2030: Interlagos, São Paulo, Brazil

Having already signed up to host Formula 1 races until 2025 as part of a 5-year deal signed in December 2020, Interlagos signed a further 5-year contract extension over the 2023 São Paulo Grand Prix weekend. The latest deal secures Brazil’s place on the calendar until at least 2030.

As part of the deal signed in 2020, the longstanding event was renamed from the Brazilian Grand Prix to the São Paulo Grand Prix. The name change reflects the financial input by the local government. 

2031: Miami, United States

The inaugural Miami Grand Prix took place in May 2022 and drew a weekend crowd in excess of 200,000. The event, which takes place around the Hard Rock Stadium, is contracted to remain on the calendar until at least 2031, having signed an initial 10-year deal in April 2021.

2031: Circuit Gilles Villeneuve, Canada

The Canadian Grand Prix secured its long-term future in March 2017, with Circuit Gilles Villeneuve signing up to host the event until at least 2029, having already had a contract in place through to 2025. After not appearing on the calendar in 2020 or 2021 due to the pandemic, the track signed a further two-year extension in April 2021, meaning the event will stay on the schedule until at least 2031.

2031: Qatar

Qatar signed a long-term deal in September 2021 to appear on the F1 calendar for ten seasons beginning in 2021. After skipping a year in 2022 due to the country hosting the FIFA World Cup, the Qatar Grand Prix returns at Lusail Circuit in 2023. There is no guarantee that the event will remain at Lusail for the duration of its contract, with rumours of a new purpose-built circuit to be constructed elsewhere.

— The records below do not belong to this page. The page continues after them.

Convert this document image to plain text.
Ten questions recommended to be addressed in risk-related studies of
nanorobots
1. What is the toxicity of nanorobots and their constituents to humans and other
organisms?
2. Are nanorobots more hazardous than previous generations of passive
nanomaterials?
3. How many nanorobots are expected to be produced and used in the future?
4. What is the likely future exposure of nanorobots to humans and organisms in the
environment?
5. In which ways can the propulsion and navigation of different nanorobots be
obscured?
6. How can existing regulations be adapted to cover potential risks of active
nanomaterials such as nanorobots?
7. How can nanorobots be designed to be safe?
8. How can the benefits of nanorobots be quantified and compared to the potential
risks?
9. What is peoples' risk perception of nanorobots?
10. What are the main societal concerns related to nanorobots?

2032: Hungaroring, Hungary

In 2016, the Hungaroring signed a contract to continue staging the Hungarian Grand Prix until 2026, the year which will mark the 40th anniversary of the venue’s first appearance on the F1 calendar. In June 2020, during negotiations for the 2020 Hungarian Grand Prix to be held behind closed doors, the deal was extended by one year to 2027.

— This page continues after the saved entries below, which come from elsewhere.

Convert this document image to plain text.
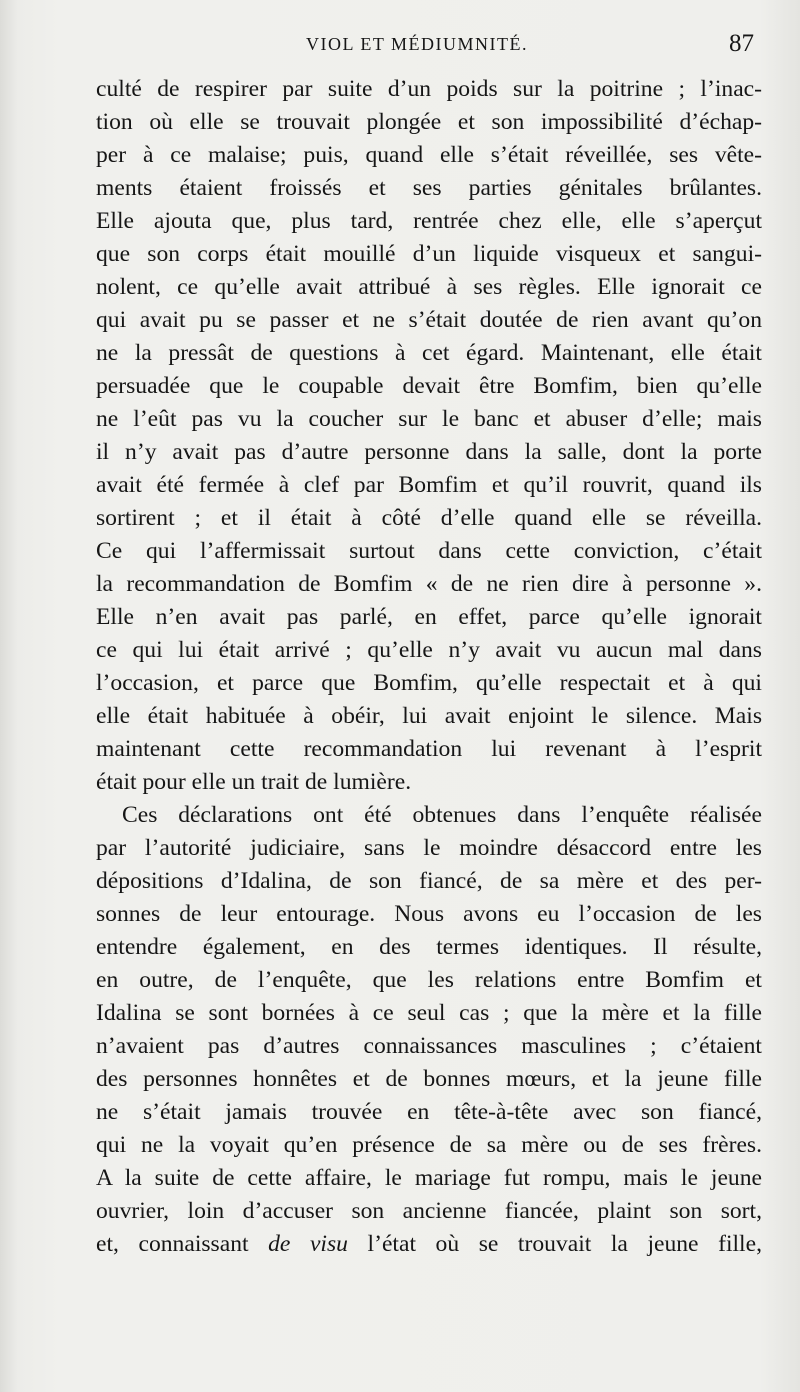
VIOL ET MÉDIUMNITÉ.	87
culté de respirer par suite d’un poids sur la poitrine ; l’inac-
tion où elle se trouvait plongée et son impossibilité d’échap-
per à ce malaise; puis, quand elle s’était réveillée, ses vête-
ments étaient froissés et ses parties génitales brûlantes.
Elle ajouta que, plus tard, rentrée chez elle, elle s’aperçut
que son corps était mouillé d’un liquide visqueux et sangui-
nolent, ce qu’elle avait attribué à ses règles. Elle ignorait ce
qui avait pu se passer et ne s’était doutée de rien avant qu’on
ne la pressât de questions à cet égard. Maintenant, elle était
persuadée que le coupable devait être Bomfim, bien qu’elle
ne l’eût pas vu la coucher sur le banc et abuser d’elle; mais
il n’y avait pas d’autre personne dans la salle, dont la porte
avait été fermée à clef par Bomfim et qu’il rouvrit, quand ils
sortirent ; et il était à côté d’elle quand elle se réveilla.
Ce qui l’affermissait surtout dans cette conviction, c’était
la recommandation de Bomfim « de ne rien dire à personne ».
Elle n’en avait pas parlé, en effet, parce qu’elle ignorait
ce qui lui était arrivé ; qu’elle n’y avait vu aucun mal dans
l’occasion, et parce que Bomfim, qu’elle respectait et à qui
elle était habituée à obéir, lui avait enjoint le silence. Mais
maintenant cette recommandation lui revenant à l’esprit
était pour elle un trait de lumière.
Ces déclarations ont été obtenues dans l’enquête réalisée
par l’autorité judiciaire, sans le moindre désaccord entre les
dépositions d’Idalina, de son fiancé, de sa mère et des per-
sonnes de leur entourage. Nous avons eu l’occasion de les
entendre également, en des termes identiques. Il résulte,
en outre, de l’enquête, que les relations entre Bomfim et
Idalina se sont bornées à ce seul cas ; que la mère et la fille
n’avaient pas d’autres connaissances masculines ; c’étaient
des personnes honnêtes et de bonnes mœurs, et la jeune fille
ne s’était jamais trouvée en tête-à-tête avec son fiancé,
qui ne la voyait qu’en présence de sa mère ou de ses frères.
A la suite de cette affaire, le mariage fut rompu, mais le jeune
ouvrier, loin d’accuser son ancienne fiancée, plaint son sort,
et, connaissant de visu l’état où se trouvait la jeune fille,
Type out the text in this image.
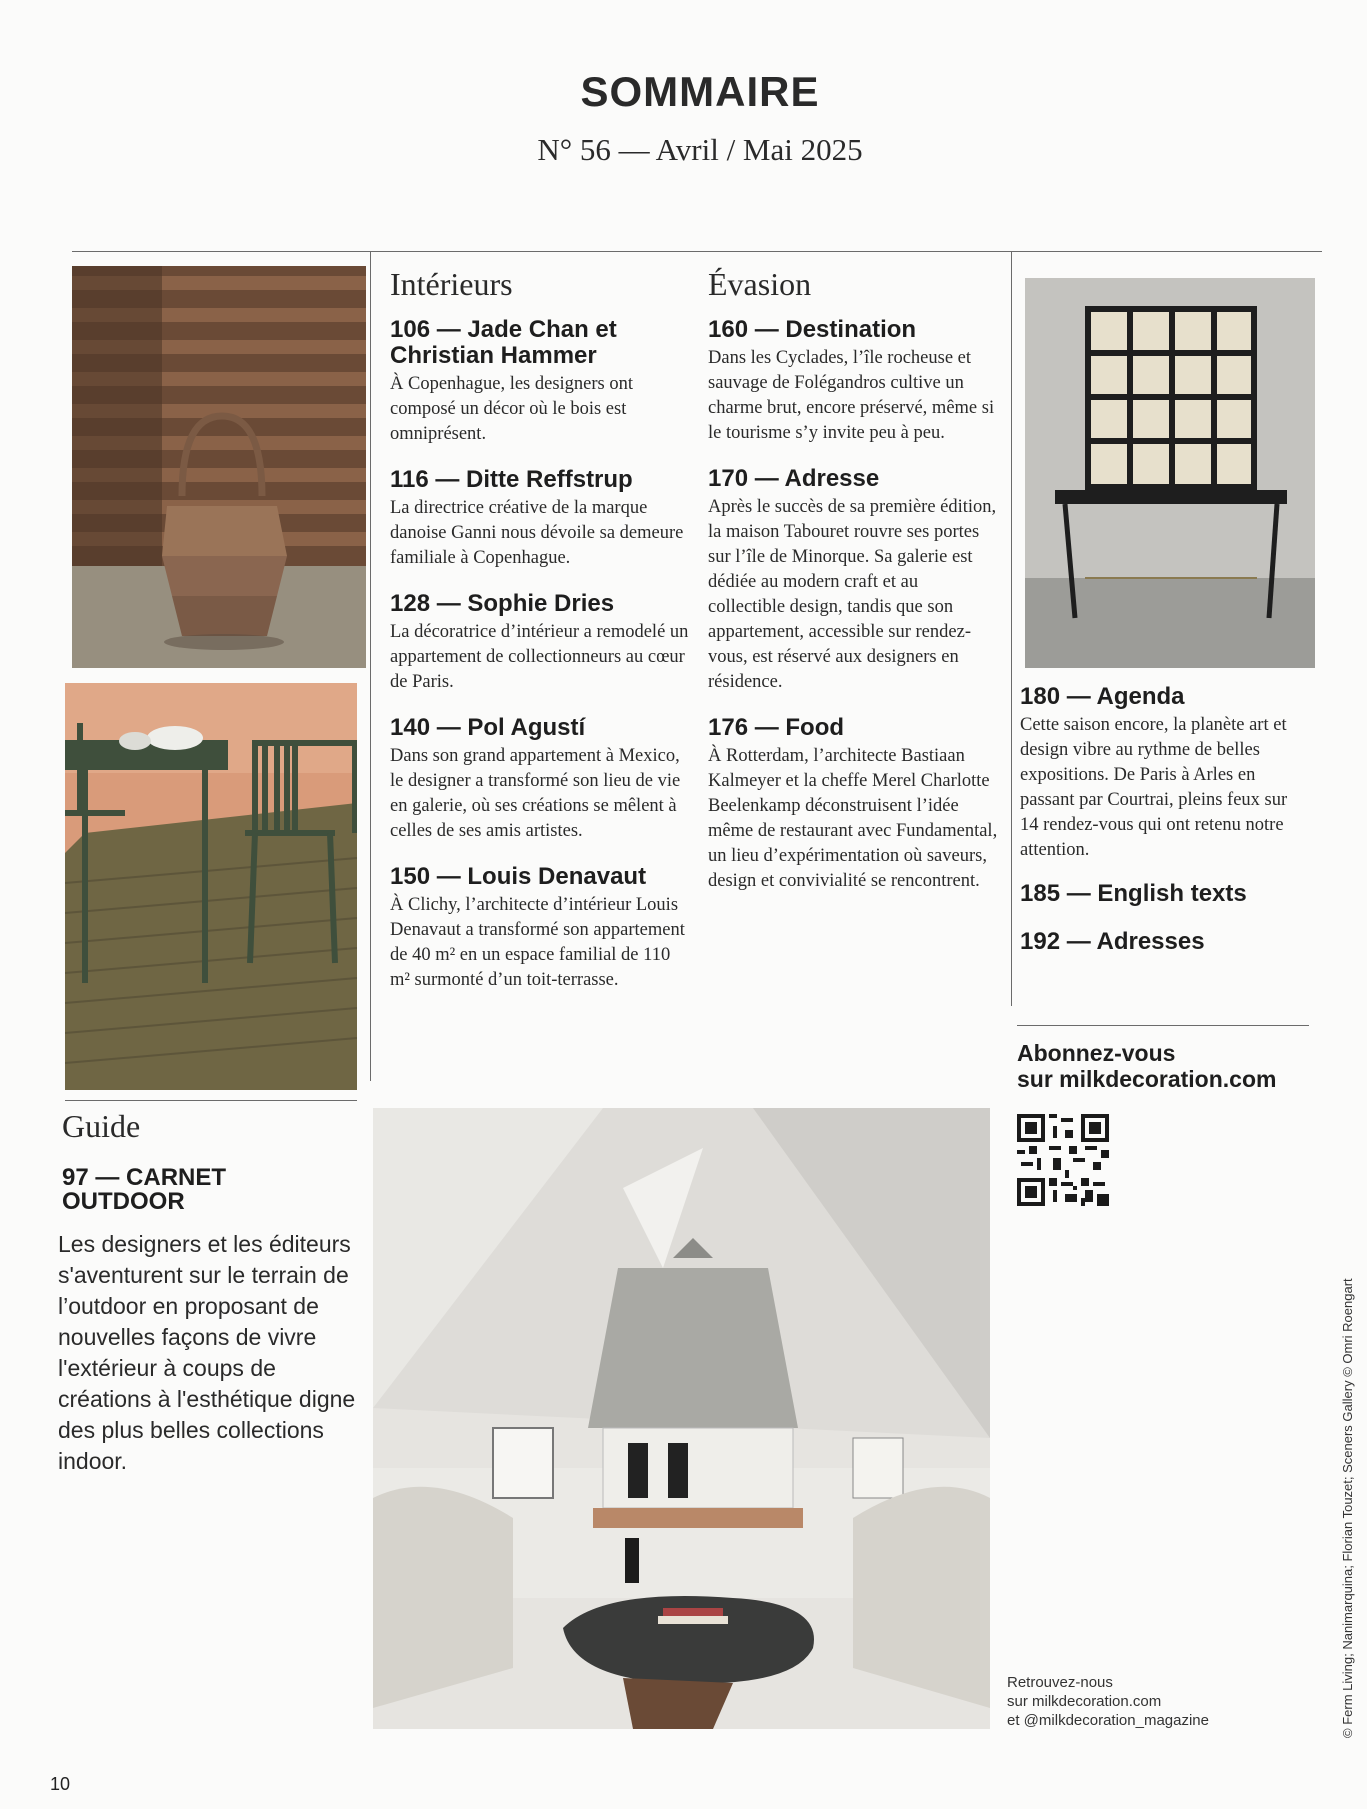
SOMMAIRE
N° 56 — Avril / Mai 2025
Intérieurs
106 — Jade Chan et Christian Hammer
À Copenhague, les designers ont composé un décor où le bois est omniprésent.
116 — Ditte Reffstrup
La directrice créative de la marque danoise Ganni nous dévoile sa demeure familiale à Copenhague.
128 — Sophie Dries
La décoratrice d’intérieur a remodelé un appartement de collectionneurs au cœur de Paris.
140 — Pol Agustí
Dans son grand appartement à Mexico, le designer a transformé son lieu de vie en galerie, où ses créations se mêlent à celles de ses amis artistes.
150 — Louis Denavaut
À Clichy, l’architecte d’intérieur Louis Denavaut a transformé son appartement de 40 m² en un espace familial de 110 m² surmonté d’un toit-terrasse.
Évasion
160 — Destination
Dans les Cyclades, l’île rocheuse et sauvage de Folégandros cultive un charme brut, encore préservé, même si le tourisme s’y invite peu à peu.
170 — Adresse
Après le succès de sa première édition, la maison Tabouret rouvre ses portes sur l’île de Minorque. Sa galerie est dédiée au modern craft et au collectible design, tandis que son appartement, accessible sur rendez-vous, est réservé aux designers en résidence.
176 — Food
À Rotterdam, l’architecte Bastiaan Kalmeyer et la cheffe Merel Charlotte Beelenkamp déconstruisent l’idée même de restaurant avec Fundamental, un lieu d’expérimentation où saveurs, design et convivialité se rencontrent.
180 — Agenda
Cette saison encore, la planète art et design vibre au rythme de belles expositions. De Paris à Arles en passant par Courtrai, pleins feux sur 14 rendez-vous qui ont retenu notre attention.
185 — English texts
192 — Adresses
Abonnez-vous
sur milkdecoration.com
Guide
97 — CARNET
OUTDOOR
Les designers et les éditeurs s'aventurent sur le terrain de l’outdoor en proposant de nouvelles façons de vivre l'extérieur à coups de créations à l'esthétique digne des plus belles collections indoor.
Retrouvez-nous
sur milkdecoration.com
et @milkdecoration_magazine	© Ferm Living; Nanimarquina; Florian Touzet; Sceners Gallery © Omri Roengart
10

The deal was extended by a further five seasons in July 2023, with Formula 1 and race organisers agreeing a deal to keep the Hungaroring on the schedule until at least 2032. The circuit is set to undergo major refurbishment under the new deal, including a new pit building and new main grandstand. 

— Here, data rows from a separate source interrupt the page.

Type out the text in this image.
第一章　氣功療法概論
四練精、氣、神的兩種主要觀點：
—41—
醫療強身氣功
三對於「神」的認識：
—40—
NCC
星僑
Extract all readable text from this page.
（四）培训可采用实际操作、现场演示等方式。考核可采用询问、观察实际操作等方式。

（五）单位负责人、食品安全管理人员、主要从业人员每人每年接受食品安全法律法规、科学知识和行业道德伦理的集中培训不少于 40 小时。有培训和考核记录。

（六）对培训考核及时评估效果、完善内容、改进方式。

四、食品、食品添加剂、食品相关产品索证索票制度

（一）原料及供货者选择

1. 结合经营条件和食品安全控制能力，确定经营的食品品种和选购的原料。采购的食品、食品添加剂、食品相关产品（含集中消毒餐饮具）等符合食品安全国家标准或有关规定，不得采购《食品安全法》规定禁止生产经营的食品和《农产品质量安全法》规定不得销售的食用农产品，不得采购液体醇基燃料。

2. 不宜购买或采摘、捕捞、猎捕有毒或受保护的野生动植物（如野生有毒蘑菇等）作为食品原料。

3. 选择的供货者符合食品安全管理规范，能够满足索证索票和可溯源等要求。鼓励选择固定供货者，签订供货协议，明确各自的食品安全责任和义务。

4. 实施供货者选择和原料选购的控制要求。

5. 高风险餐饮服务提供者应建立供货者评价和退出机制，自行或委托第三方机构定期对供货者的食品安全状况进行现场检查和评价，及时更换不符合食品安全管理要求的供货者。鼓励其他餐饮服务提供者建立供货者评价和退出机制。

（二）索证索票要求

2034: Silverstone, Britain

The British Grand Prix nearly lost its place on the calendar as Silverstone activated its break clause in 2017, with the circuit struggling to make a profit due to an ‘escalator clause’ in the contract. F1 negotiated a new deal with Silverstone ahead of the 2019 British Grand Prix which secured the circuit’s place on the calendar until 2024.

With the annual attendance figure rising year-on-year, it always seemed likely that Silverstone would sign a new long-term deal with Formula 1. In early February 2024, Silverstone announced that it had signed a new 10-year deal to remain as host of the British Grand Prix until 2034.

2035: IFEMA MADRID Circuit, Spain

In January 2024, it was confirmed that a new circuit in Madrid will become the host of the Spanish Grand Prix from 2026, becoming the sixth different host of the event in Formula 1 history. The track, which runs around the IFEMA MADRID exhibition centre, signed an initial ten-year deal to appear on the F1 calendar through to 2035.

2036: Bahrain International Circuit, Bahrain

Bahrain has one the longest current contracts – and one of the longest contracts signed in Formula 1 history. In June 2022, the Bahrain Grand Prix extended its contract to stay on the calendar until at least 2036.

2037: Albert Park, Australia

Melbourne was already signed up to continue hosting Formula 1 until 2035 following a contract extension signed in June 2022. Just six months later, that deal was extended by a further two seasons, to 2037 – meaning the Australian Grand Prix has the longest contract of any event on the calendar.

As part of its latest deal, the Australian Grand Prix will return to the season-opening slot for at least four of the next 15 seasons. 400,000 attended the 2022 race weekend and from 2023 the crowds will be treated to even more support race action, with Formula 2 and Formula 3 set to race at Albert Park for the first time.